……………………………………………………. Baking our mark

Pasta Sauce with Chickpeas September 24, 2011

Last week, all my meals were based around the deliciou carnitas meat I defrosted (I promise to share that recipe at some point in the future): burritos, omlettes with carnitas, naked burritos, carnitas salad, etc. It was delicious.

This week, I’m ready to have a vegetarian (well, almost vegetarian) week. And yes, as a single girl with a full time job, I cook a full recipe of something over the weekend, and nosh on it all the way through the work week. There is NO WAY I am going to start using those “cooking for one” recipes; what’s the fun of cooking if you don’t get no-effort leftover dinners later?

So, on to a very easy recipe for pasta sauce with chickpeas. This recipe is from Smitten Kitchen with really only one change: I added squash to the pureed chickpea mixture so I could (a) sneak in some extra vegetables without even noticing (b) get rid of some of the last of the squash and (c) get the sauce the added moisture it needed without just having to add in pasta water.

Pasta Sauce with Chickpeas

1 can chickpeas, or 2 cups freshly cooked chickpeas [If you haven’t tried using dried chickpeas, this isn’t the recipe to start with…but you do need to start.
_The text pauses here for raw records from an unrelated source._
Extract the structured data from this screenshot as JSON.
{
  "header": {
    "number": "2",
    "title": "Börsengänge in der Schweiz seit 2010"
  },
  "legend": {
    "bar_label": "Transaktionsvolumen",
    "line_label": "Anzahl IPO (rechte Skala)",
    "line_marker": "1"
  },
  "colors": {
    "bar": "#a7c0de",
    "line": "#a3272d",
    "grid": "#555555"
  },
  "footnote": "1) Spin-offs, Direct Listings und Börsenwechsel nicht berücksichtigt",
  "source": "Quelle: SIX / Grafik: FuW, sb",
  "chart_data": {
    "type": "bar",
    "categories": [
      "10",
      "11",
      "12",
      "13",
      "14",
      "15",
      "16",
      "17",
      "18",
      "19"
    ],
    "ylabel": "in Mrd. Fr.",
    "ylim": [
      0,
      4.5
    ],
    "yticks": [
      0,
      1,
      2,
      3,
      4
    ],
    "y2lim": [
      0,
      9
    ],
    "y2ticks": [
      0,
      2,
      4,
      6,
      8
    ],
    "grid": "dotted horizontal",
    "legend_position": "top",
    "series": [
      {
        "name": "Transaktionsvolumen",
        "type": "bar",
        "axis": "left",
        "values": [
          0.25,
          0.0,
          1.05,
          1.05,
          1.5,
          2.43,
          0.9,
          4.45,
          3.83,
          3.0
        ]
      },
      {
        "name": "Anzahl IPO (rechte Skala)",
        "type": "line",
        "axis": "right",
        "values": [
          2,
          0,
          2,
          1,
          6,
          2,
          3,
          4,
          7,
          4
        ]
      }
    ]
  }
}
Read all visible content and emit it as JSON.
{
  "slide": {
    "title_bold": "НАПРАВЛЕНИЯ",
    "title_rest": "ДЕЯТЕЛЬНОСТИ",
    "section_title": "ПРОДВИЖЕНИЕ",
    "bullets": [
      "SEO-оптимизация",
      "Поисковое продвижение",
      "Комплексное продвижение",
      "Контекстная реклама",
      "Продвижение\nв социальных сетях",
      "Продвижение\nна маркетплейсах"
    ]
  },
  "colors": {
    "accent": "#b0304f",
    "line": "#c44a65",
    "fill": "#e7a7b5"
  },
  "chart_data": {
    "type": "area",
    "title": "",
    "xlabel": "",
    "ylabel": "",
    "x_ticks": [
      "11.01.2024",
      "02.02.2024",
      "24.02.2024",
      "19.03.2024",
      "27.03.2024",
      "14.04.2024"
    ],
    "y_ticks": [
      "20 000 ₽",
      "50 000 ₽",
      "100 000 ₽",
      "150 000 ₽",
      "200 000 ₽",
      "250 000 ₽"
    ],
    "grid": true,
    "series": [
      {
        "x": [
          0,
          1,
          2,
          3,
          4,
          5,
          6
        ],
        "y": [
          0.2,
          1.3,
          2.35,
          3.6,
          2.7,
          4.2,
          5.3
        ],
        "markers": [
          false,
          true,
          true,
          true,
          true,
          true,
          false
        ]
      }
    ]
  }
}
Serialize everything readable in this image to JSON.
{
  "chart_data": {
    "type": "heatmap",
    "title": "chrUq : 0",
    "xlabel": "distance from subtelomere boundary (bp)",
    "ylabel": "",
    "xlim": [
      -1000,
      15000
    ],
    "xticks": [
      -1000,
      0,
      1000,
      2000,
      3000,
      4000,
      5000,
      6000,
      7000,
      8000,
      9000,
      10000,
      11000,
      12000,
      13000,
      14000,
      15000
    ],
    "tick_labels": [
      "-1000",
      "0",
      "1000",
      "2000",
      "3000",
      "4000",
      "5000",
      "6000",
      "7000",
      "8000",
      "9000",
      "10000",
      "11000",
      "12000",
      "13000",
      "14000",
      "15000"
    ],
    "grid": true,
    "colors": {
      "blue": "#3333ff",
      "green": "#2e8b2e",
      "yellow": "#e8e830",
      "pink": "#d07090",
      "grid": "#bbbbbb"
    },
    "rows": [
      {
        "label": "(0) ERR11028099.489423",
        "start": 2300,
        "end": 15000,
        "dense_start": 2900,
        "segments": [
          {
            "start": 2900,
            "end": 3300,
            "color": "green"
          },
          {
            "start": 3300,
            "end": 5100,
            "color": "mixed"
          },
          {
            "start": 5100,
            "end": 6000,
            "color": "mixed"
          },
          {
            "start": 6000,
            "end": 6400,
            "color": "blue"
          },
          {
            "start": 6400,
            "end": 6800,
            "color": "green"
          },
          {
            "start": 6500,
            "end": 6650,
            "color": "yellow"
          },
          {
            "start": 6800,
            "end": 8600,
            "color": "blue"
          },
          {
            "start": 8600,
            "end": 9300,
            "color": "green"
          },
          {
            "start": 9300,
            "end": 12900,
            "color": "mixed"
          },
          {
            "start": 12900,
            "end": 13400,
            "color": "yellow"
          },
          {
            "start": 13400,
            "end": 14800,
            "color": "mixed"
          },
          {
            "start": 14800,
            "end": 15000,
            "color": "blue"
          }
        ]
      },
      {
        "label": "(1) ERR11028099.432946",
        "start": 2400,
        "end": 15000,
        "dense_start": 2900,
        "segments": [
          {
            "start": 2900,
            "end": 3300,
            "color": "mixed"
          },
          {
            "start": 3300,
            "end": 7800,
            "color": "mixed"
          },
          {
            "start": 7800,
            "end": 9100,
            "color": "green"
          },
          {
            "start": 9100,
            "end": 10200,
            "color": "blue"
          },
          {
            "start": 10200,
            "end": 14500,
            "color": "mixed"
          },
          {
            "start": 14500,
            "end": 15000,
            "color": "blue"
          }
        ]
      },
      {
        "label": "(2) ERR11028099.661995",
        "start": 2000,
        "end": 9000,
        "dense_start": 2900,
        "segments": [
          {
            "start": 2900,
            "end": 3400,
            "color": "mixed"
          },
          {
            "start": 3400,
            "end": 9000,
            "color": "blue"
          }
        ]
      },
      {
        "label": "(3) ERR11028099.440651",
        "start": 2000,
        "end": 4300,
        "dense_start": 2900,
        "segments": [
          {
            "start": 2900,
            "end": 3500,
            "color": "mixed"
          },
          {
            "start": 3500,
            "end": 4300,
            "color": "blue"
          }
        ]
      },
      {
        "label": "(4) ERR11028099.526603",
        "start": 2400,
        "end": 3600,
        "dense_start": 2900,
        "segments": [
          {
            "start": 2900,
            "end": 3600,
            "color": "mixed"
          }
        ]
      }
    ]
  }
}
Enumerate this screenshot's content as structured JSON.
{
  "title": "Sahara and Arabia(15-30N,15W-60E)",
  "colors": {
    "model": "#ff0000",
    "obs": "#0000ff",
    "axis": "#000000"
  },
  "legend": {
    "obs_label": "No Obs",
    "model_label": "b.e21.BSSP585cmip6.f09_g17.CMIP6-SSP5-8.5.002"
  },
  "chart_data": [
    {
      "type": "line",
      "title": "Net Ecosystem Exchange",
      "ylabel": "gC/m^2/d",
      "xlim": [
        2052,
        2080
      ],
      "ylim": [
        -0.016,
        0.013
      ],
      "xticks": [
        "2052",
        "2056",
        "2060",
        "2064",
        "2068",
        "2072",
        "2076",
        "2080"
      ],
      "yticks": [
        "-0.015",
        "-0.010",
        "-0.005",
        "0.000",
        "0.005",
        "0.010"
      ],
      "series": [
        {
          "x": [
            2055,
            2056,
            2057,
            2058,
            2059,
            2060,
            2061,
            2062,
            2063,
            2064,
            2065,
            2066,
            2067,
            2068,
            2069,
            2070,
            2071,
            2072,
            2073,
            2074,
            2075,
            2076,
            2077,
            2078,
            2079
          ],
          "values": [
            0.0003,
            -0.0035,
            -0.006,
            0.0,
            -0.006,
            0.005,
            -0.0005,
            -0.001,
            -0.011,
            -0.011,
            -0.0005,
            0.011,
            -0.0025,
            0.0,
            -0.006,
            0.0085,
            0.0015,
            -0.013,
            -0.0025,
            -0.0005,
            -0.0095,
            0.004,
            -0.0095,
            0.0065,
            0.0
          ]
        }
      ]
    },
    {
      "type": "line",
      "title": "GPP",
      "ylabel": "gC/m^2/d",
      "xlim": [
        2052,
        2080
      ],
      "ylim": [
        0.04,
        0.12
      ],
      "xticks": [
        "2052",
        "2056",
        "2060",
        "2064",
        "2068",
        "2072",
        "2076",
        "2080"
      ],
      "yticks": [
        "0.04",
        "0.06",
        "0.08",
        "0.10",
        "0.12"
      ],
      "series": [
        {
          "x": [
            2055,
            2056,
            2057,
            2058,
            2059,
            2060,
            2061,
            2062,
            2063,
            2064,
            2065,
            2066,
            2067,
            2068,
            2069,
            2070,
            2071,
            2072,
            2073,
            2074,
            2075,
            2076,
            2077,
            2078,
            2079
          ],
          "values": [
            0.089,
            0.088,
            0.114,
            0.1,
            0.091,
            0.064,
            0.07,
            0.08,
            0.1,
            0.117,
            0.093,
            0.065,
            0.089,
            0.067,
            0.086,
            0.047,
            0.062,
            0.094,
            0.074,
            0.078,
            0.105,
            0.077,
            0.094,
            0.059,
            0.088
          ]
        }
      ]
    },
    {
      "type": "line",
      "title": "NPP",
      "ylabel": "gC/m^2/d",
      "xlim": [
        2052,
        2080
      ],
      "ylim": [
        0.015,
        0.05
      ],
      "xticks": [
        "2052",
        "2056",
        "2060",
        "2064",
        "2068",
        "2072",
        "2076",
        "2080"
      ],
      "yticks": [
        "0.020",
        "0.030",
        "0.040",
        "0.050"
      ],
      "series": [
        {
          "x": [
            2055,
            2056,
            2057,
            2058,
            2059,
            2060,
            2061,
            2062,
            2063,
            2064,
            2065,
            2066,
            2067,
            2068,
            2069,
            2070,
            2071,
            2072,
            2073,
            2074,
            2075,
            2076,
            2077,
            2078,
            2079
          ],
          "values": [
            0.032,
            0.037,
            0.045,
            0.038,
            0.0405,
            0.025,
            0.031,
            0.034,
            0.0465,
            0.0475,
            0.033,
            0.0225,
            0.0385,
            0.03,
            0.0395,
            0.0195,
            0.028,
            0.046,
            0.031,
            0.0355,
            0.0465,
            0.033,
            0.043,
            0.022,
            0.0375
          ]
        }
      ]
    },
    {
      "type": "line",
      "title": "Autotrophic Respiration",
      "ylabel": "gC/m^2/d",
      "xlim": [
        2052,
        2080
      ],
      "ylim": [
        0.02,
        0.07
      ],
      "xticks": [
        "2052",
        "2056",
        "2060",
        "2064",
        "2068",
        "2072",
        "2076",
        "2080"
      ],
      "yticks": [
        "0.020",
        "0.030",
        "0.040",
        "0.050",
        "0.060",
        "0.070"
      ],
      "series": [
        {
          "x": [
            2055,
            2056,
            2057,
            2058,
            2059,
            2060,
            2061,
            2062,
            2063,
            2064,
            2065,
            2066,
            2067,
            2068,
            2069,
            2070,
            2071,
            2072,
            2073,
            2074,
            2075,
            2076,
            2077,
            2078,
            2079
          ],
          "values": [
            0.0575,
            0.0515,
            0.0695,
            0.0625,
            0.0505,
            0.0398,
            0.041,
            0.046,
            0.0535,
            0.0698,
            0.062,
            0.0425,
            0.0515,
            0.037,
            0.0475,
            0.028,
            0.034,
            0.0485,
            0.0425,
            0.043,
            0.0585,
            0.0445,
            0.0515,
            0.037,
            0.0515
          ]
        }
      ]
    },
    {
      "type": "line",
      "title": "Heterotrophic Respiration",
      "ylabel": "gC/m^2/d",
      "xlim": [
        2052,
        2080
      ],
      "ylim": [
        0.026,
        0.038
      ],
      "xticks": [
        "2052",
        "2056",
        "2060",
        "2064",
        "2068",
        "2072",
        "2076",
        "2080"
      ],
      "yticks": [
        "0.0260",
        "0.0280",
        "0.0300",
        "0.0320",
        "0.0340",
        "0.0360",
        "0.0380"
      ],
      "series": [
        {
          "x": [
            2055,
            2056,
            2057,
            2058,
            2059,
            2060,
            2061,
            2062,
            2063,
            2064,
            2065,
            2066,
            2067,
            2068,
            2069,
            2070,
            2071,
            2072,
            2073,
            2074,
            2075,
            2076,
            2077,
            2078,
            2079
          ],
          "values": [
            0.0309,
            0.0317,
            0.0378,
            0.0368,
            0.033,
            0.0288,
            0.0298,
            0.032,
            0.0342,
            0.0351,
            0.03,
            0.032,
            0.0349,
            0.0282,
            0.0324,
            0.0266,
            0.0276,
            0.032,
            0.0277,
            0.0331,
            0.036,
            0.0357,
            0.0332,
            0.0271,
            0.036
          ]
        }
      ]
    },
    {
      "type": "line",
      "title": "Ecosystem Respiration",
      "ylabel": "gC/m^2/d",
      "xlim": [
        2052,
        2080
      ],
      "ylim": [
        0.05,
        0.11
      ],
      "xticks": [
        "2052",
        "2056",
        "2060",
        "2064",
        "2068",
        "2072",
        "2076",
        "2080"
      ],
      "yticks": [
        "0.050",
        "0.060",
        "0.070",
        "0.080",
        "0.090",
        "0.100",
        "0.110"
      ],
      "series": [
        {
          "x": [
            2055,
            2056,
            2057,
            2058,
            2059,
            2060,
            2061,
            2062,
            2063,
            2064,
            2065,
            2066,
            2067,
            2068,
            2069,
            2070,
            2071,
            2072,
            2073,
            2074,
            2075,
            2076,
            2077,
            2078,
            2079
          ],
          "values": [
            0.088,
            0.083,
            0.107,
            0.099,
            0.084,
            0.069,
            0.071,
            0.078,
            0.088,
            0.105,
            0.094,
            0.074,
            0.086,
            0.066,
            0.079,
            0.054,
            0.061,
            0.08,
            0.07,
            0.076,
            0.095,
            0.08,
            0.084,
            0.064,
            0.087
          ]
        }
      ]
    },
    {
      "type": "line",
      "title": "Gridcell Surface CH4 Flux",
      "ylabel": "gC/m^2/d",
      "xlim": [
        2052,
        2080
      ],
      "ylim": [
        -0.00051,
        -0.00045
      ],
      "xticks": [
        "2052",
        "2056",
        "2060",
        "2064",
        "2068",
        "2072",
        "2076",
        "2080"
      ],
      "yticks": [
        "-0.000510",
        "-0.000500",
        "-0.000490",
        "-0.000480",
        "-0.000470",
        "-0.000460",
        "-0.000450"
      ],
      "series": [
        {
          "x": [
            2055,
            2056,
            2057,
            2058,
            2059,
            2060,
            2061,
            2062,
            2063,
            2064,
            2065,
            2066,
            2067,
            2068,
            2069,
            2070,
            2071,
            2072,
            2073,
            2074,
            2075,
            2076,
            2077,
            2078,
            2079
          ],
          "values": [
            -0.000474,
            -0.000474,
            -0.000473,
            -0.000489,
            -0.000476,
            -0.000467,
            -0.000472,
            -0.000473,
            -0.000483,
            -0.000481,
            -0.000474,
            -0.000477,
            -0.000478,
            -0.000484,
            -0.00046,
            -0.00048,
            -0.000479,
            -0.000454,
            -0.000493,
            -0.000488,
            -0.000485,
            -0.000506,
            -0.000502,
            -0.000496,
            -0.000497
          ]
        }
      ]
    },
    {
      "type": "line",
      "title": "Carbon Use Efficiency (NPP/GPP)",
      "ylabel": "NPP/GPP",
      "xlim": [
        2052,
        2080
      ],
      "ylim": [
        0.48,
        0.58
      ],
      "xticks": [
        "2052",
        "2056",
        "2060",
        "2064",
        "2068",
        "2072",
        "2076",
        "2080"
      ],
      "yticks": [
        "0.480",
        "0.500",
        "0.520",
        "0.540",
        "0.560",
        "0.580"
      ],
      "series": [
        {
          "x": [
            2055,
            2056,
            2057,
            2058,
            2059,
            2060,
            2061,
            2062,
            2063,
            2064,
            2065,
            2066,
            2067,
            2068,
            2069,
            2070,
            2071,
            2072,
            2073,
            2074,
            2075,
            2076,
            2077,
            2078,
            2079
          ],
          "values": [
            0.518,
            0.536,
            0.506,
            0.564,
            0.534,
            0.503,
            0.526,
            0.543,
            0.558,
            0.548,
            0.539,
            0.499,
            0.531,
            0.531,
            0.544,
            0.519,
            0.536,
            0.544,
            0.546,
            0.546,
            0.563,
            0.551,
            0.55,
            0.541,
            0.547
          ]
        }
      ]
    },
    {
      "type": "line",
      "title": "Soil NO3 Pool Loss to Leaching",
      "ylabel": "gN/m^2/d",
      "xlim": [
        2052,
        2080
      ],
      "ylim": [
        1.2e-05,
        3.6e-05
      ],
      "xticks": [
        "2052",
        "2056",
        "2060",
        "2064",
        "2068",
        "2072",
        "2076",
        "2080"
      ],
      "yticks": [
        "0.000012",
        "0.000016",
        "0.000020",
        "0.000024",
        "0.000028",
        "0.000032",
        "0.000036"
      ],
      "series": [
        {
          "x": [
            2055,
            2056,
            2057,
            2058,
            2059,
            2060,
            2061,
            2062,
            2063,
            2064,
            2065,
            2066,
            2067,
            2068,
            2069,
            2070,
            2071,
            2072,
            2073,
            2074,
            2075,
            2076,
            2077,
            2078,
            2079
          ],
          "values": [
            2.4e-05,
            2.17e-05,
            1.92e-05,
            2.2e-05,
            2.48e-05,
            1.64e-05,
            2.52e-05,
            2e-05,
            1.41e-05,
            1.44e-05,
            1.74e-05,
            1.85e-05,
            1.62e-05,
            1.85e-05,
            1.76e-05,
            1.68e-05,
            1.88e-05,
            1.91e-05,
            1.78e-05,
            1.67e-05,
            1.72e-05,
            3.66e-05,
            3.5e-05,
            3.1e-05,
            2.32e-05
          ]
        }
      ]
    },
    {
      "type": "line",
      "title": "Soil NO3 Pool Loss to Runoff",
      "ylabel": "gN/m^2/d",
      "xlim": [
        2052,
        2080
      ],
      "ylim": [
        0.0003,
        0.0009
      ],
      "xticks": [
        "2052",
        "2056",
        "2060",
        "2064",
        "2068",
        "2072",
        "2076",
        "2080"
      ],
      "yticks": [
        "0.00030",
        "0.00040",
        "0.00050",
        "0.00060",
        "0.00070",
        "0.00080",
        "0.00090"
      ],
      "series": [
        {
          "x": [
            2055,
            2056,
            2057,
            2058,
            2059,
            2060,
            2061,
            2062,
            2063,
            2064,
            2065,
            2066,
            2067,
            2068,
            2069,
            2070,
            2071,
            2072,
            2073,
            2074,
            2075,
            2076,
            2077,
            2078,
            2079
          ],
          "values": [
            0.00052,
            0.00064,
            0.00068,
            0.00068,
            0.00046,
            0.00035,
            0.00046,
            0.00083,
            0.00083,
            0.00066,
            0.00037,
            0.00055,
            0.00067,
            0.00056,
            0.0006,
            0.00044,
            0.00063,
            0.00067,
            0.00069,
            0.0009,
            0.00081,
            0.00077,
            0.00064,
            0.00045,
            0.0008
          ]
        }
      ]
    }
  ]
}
They are delicious in a way that canned chickpeas can never be.]
1/2 cup vegetable or chicken stock
(If you’re dying to use squash like I did, throw in some here)
Olive oil
1/2 cup pancetta – toss in some extra herbs if you’re excluding to make the dish vegetarian [I cheated and used just some proscuitto since I didn’t have pancetta]
1 onion, chopped
4 cloves garlic
Lots of chile flakes
1 can diced tomatoes
10-15 basil leaves
Salt and parmesan cheese to taste

Reserve 1/3 cup chickpeas. Throw the rest in the food processor or blender along with the stock (and squash, if you’re using that). Set aside.

In a medium pot, cook the pancetta with the olive oil, then put in the  onion and garlic, until everything gets translucent and fragrant. Then, add in the tomatoes, chickpea puree, and basil, cooking for about 20 minutes. When you’re done, toss in the chickpeas and some cheese, and put it on top of pasta. Mmmmmm.